Ini adalah penting karena Tuhan mulai berbicara kepada saya dari tahun lalu bahwa kita ini adalah gembala kota. Saya akan bertanya berapa banyak penduduk kotamu, dan berapa persen dari antaranya ada di gerejamu? Kita harus bekerjasama dengan yang lainnya supaya bisa memenangkan kota. Beberapa waktu yang lalu, saya bertemu dengan para pemimpin gereja untuk berdoa bersama. Dalam pertemuan itu saya diminta untuk memimpin dalam doa peperangan. Beberapa hari kemudian, sebelas bom tersebar di Medan. Seharusnya bom ini diledakkan pada jam ibadah sedang berlangsung. Tapi aneh bin ajaib, bom yang ada di Medan semuanya disetel untuk meledak pada pukul 24.00 wib. Sangat tidak masuk akal. Saya percaya mereka sebenarnya berencana menyetel jam 19.00 wib namun dibutakan oleh Tuhan sehingga disetel jam 24.00 wib. Allah kita dahsyat.
Kenapa Tuhan melindungi kota Medan dari serangkaian teror bom di malam Natal lalu? Karena gereja-gereja yang ada di Medan bersatu (unity). Sekarang ini bukan masanya lagi membanggakan gereja sendiri. Yang top itu Tuhan Yesus, kita ini hanya hamba. Begitu kita mau unity, kita percaya Tuhan akan memberkati berlimpah-limpah. Haheluya!
Ketiga, serius dengan Tuhan. Hari-hari ini jangan main-main, seriuslah dengan Tuhan. Lakukan segala sesuatu dalam pelayanan seperti untuk Tuhan dan bukannya manusia. Jangan anggap enteng kehadiran Tuhan. Karena lawatan Tuhan sekarang ini tergantung dari kesiapan kita menerimanya. Terhadap orang yang setia Tuhan berlaku setia. Terhadap orang yang tidak bercela, Tuhan berlaku tidak bercela. Terhadap orang yang menganggap enteng, Tuhan juga berlaku seperti itu.

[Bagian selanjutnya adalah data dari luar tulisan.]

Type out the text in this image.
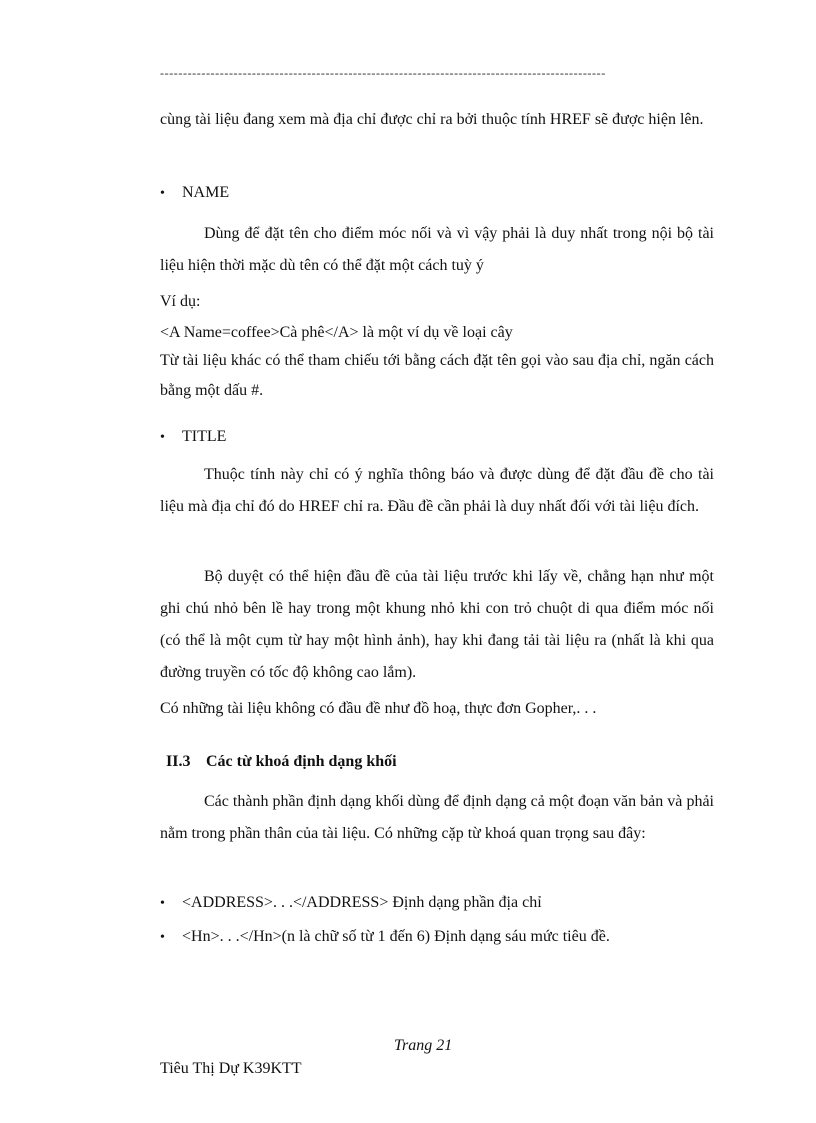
-------------------------------------------------------------------------------------------------

cùng tài liệu đang xem mà địa chỉ được chỉ ra bởi thuộc tính HREF sẽ được hiện lên.

• NAME

Dùng để đặt tên cho điểm móc nối và vì vậy phải là duy nhất trong nội bộ tài liệu hiện thời mặc dù tên có thể đặt một cách tuỳ ý

Ví dụ:
<A Name=coffee>Cà phê</A> là một ví dụ về loại cây

Từ tài liệu khác có thể tham chiếu tới bằng cách đặt tên gọi vào sau địa chỉ, ngăn cách bằng một dấu #.

• TITLE

Thuộc tính này chỉ có ý nghĩa thông báo và được dùng để đặt đầu đề cho tài liệu mà địa chỉ đó do HREF chỉ ra. Đầu đề cần phải là duy nhất đối với tài liệu đích.

Bộ duyệt có thể hiện đầu đề của tài liệu trước khi lấy về, chẳng hạn như một ghi chú nhỏ bên lề hay trong một khung nhỏ khi con trỏ chuột di qua điểm móc nối (có thể là một cụm từ hay một hình ảnh), hay khi đang tải tài liệu ra (nhất là khi qua đường truyền có tốc độ không cao lắm).

Có những tài liệu không có đầu đề như đồ hoạ, thực đơn Gopher,. . .
II.3 Các từ khoá định dạng khối

Các thành phần định dạng khối dùng để định dạng cả một đoạn văn bản và phải nằm trong phần thân của tài liệu. Có những cặp từ khoá quan trọng sau đây:

• <ADDRESS>. . .</ADDRESS> Định dạng phần địa chỉ
• <Hn>. . .</Hn>(n là chữ số từ 1 đến 6) Định dạng sáu mức tiêu đề.
Trang 21
Tiêu Thị Dự K39KTT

Ada hukum tabur tuai, apa yang kita tabur itu juga yang akan dituai.
“Karena itu TUHAN membalas kepadaku sesuai dengan kebenaranku, sesuai dengan kesucianku di depan mataNya. Terhadap orang yang setia Engkau berlaku setia, terhadap orang yang tidak bercela Engkau berlaku tidak bercela, terhadap orang yang suci Engkau berlaku suci, tetapi terhadap orang-orang yang bengkok Engkau berlaku belat-belit.” (2 Samuel 22:26-27).

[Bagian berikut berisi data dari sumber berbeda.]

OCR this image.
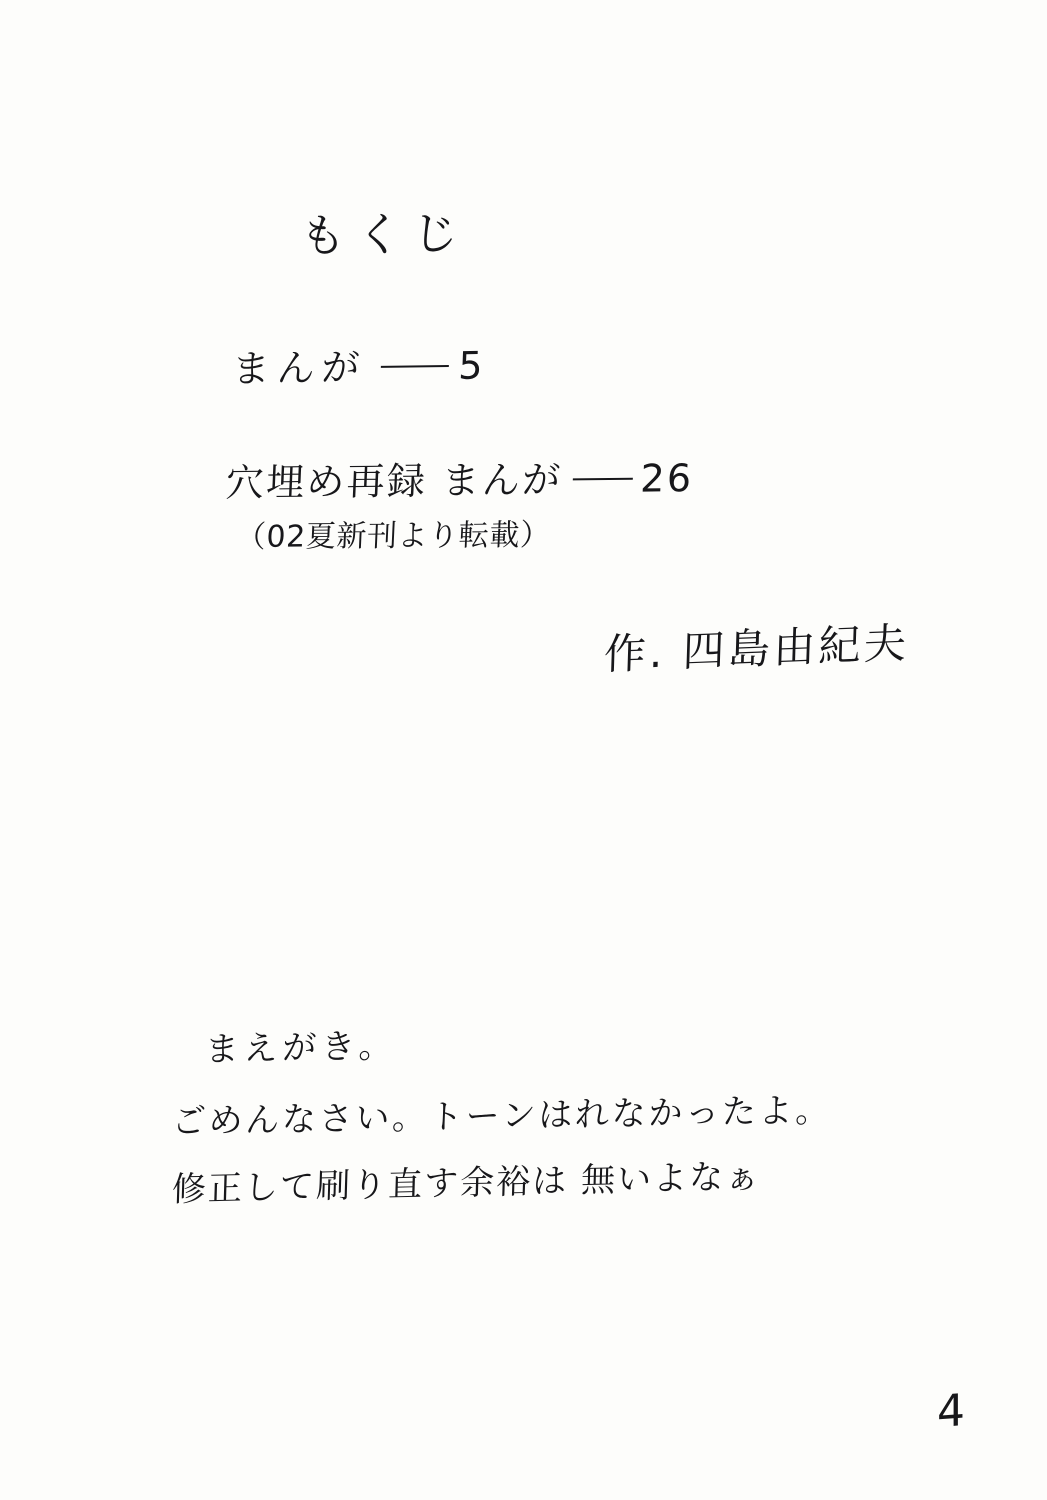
もくじ
まんが 5
穴埋め再録 まんが 26
（02夏新刊より転載）
作. 四島由紀夫
まえがき。
ごめんなさい。トーンはれなかったよ。
修正して刷り直す余裕は 無いよなぁ
4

“Terkutuklah orang yang melaksanakan pekerjaan TUHAN dengan lalai, dan terkutuklah orang yang menghambat pedang-Nya dari penumpahan darah!” (Yeremia 48:10)

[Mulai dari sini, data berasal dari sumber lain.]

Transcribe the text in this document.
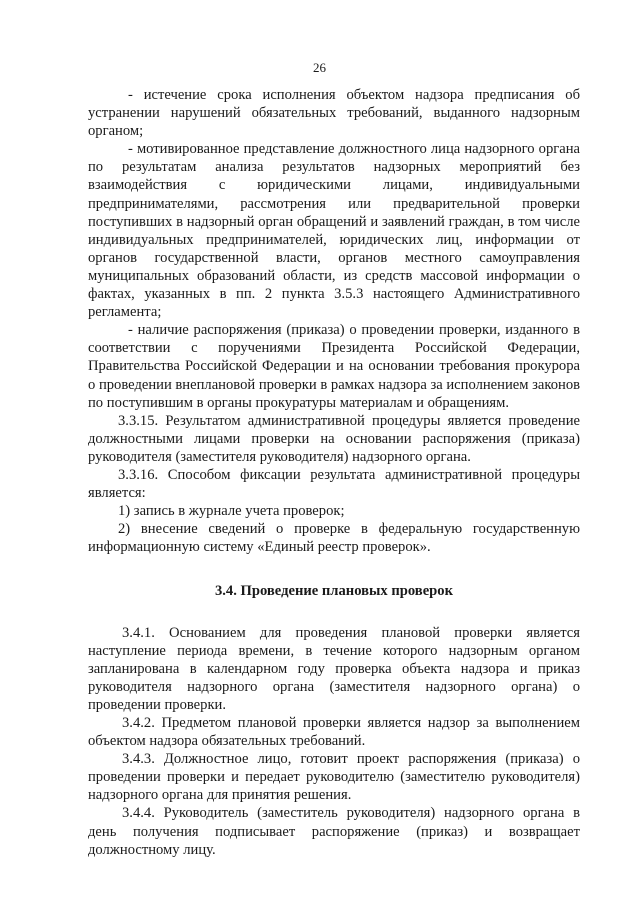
26

- истечение срока исполнения объектом надзора предписания об устранении нарушений обязательных требований, выданного надзорным органом;

- мотивированное представление должностного лица надзорного органа по результатам анализа результатов надзорных мероприятий без взаимодействия с юридическими лицами, индивидуальными предпринимателями, рассмотрения или предварительной проверки поступивших в надзорный орган обращений и заявлений граждан, в том числе индивидуальных предпринимателей, юридических лиц, информации от органов государственной власти, органов местного самоуправления муниципальных образований области, из средств массовой информации о фактах, указанных в пп. 2 пункта 3.5.3 настоящего Административного регламента;

- наличие распоряжения (приказа) о проведении проверки, изданного в соответствии с поручениями Президента Российской Федерации, Правительства Российской Федерации и на основании требования прокурора о проведении внеплановой проверки в рамках надзора за исполнением законов по поступившим в органы прокуратуры материалам и обращениям.

3.3.15. Результатом административной процедуры является проведение должностными лицами проверки на основании распоряжения (приказа) руководителя (заместителя руководителя) надзорного органа.

3.3.16. Способом фиксации результата административной процедуры является:

1) запись в журнале учета проверок;

2) внесение сведений о проверке в федеральную государственную информационную систему «Единый реестр проверок».

3.4. Проведение плановых проверок

3.4.1. Основанием для проведения плановой проверки является наступление периода времени, в течение которого надзорным органом запланирована в календарном году проверка объекта надзора и приказ руководителя надзорного органа (заместителя надзорного органа) о проведении проверки.

3.4.2. Предметом плановой проверки является надзор за выполнением объектом надзора обязательных требований.

3.4.3. Должностное лицо, готовит проект распоряжения (приказа) о проведении проверки и передает руководителю (заместителю руководителя) надзорного органа для принятия решения.

3.4.4. Руководитель (заместитель руководителя) надзорного органа в день получения подписывает распоряжение (приказ) и возвращает должностному лицу.
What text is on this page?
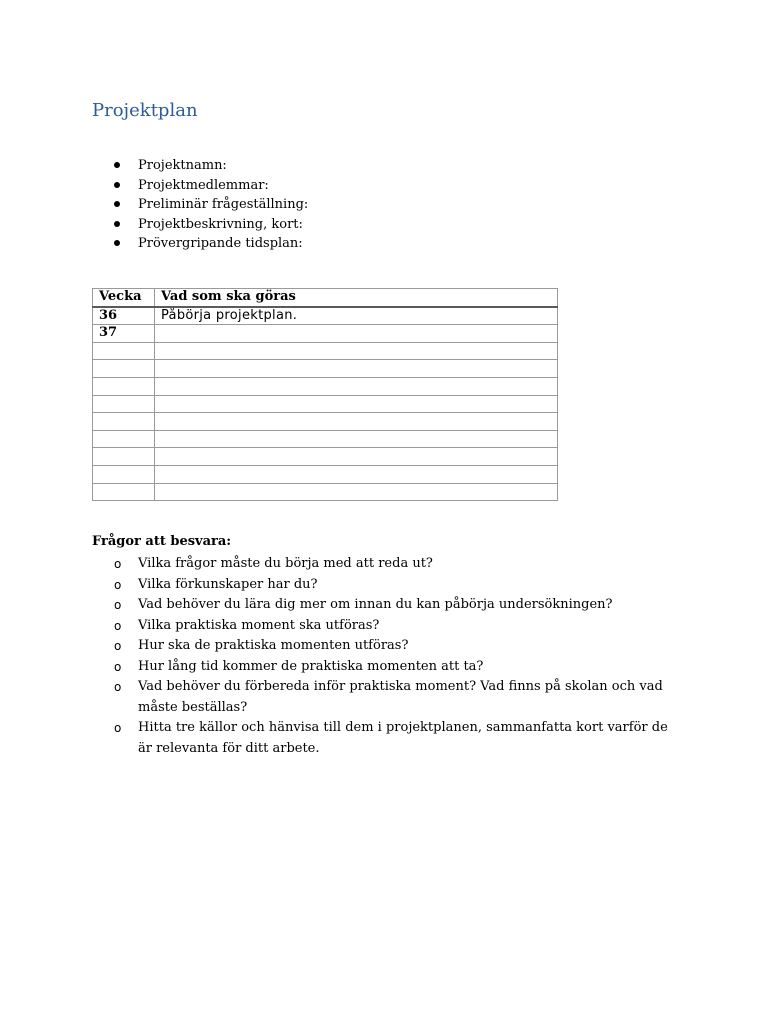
Projektplan
Projektnamn:
Projektmedlemmar:
Preliminär frågeställning:
Projektbeskrivning, kort:
Prövergripande tidsplan:
Vecka	Vad som ska göras
36	Påbörja projektplan.
37	

Frågor att besvara:
o Vilka frågor måste du börja med att reda ut?
o Vilka förkunskaper har du?
o Vad behöver du lära dig mer om innan du kan påbörja undersökningen?
o Vilka praktiska moment ska utföras?
o Hur ska de praktiska momenten utföras?
o Hur lång tid kommer de praktiska momenten att ta?
o Vad behöver du förbereda inför praktiska moment? Vad finns på skolan och vad måste beställas?
o Hitta tre källor och hänvisa till dem i projektplanen, sammanfatta kort varför de är relevanta för ditt arbete.
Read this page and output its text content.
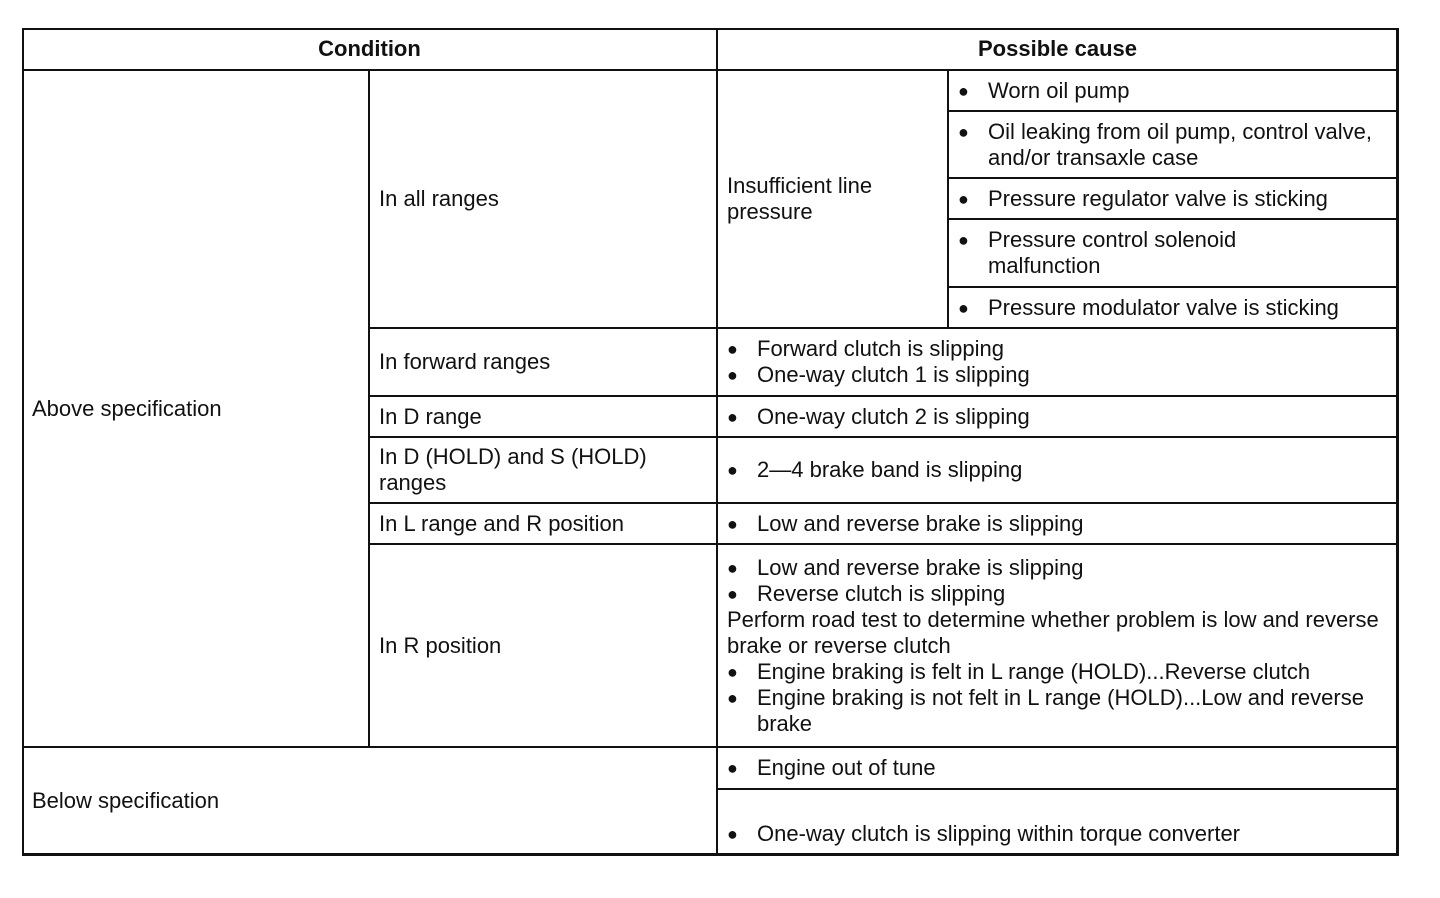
Condition	Possible cause
Above specification
Below specification
In all ranges
In forward ranges
In D range
In D (HOLD) and S (HOLD) ranges
In L range and R position
In R position
Insufficient line pressure
● Worn oil pump
● Oil leaking from oil pump, control valve, and/or transaxle case
● Pressure regulator valve is sticking
● Pressure control solenoid malfunction
● Pressure modulator valve is sticking
● Forward clutch is slipping
● One-way clutch 1 is slipping
● One-way clutch 2 is slipping
● 2—4 brake band is slipping
● Low and reverse brake is slipping
● Low and reverse brake is slipping
● Reverse clutch is slipping
Perform road test to determine whether problem is low and reverse brake or reverse clutch
● Engine braking is felt in L range (HOLD)...Reverse clutch
● Engine braking is not felt in L range (HOLD)...Low and reverse brake
● Engine out of tune
● One-way clutch is slipping within torque converter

Jangan lalai melaksanakan pekerjaan Tuhan. Kalau Tuhan yang suruh, ikuti saja tanpa perlu membantah. Saya ingat pengalaman sewaktu mulai membuka ibadah di Medan Plaza. Waktu itu tidak ada uang sama sekali namun begitu mulai melangkah seketika itu juga Tuhan menyediakan segala yang diperlukan. Roma 1:17 berkata, “Orang benar akan hidup oleh iman.”
Seriuslah dengan Tuhan. Kalau kita setia pada perkara yang kecil maka Tuhan memberikan perkara yang lebih besar. Kalau perkara kecil sudah tidak setia bagaimana Tuhan sediakan hal yang lebih besar lagi. Tahun 2001 ini beberapa kontrak gedung tempat ibadah kita sudah habis masa kontraknya. Hati-hati. Mungkin kelihatannya kecil namun kalau tidak diperhatikan, bisa menghambat terselenggaranya ibadah di tempat tersebut. Saya ingat Januari 2000 tahun lalu sempat hampir tidak bisa ibadah di HDTI karena lalai memperhatikan masa kontrak gedung tersebut. Waktu kita perhatikan perkara-perkara yang kecil Tuhan akan mempercayakan perkara yang lebih besar lagi sehingga DIA membawa kita dari satu kemuliaan kepada kemuliaan berikutnya. Amin.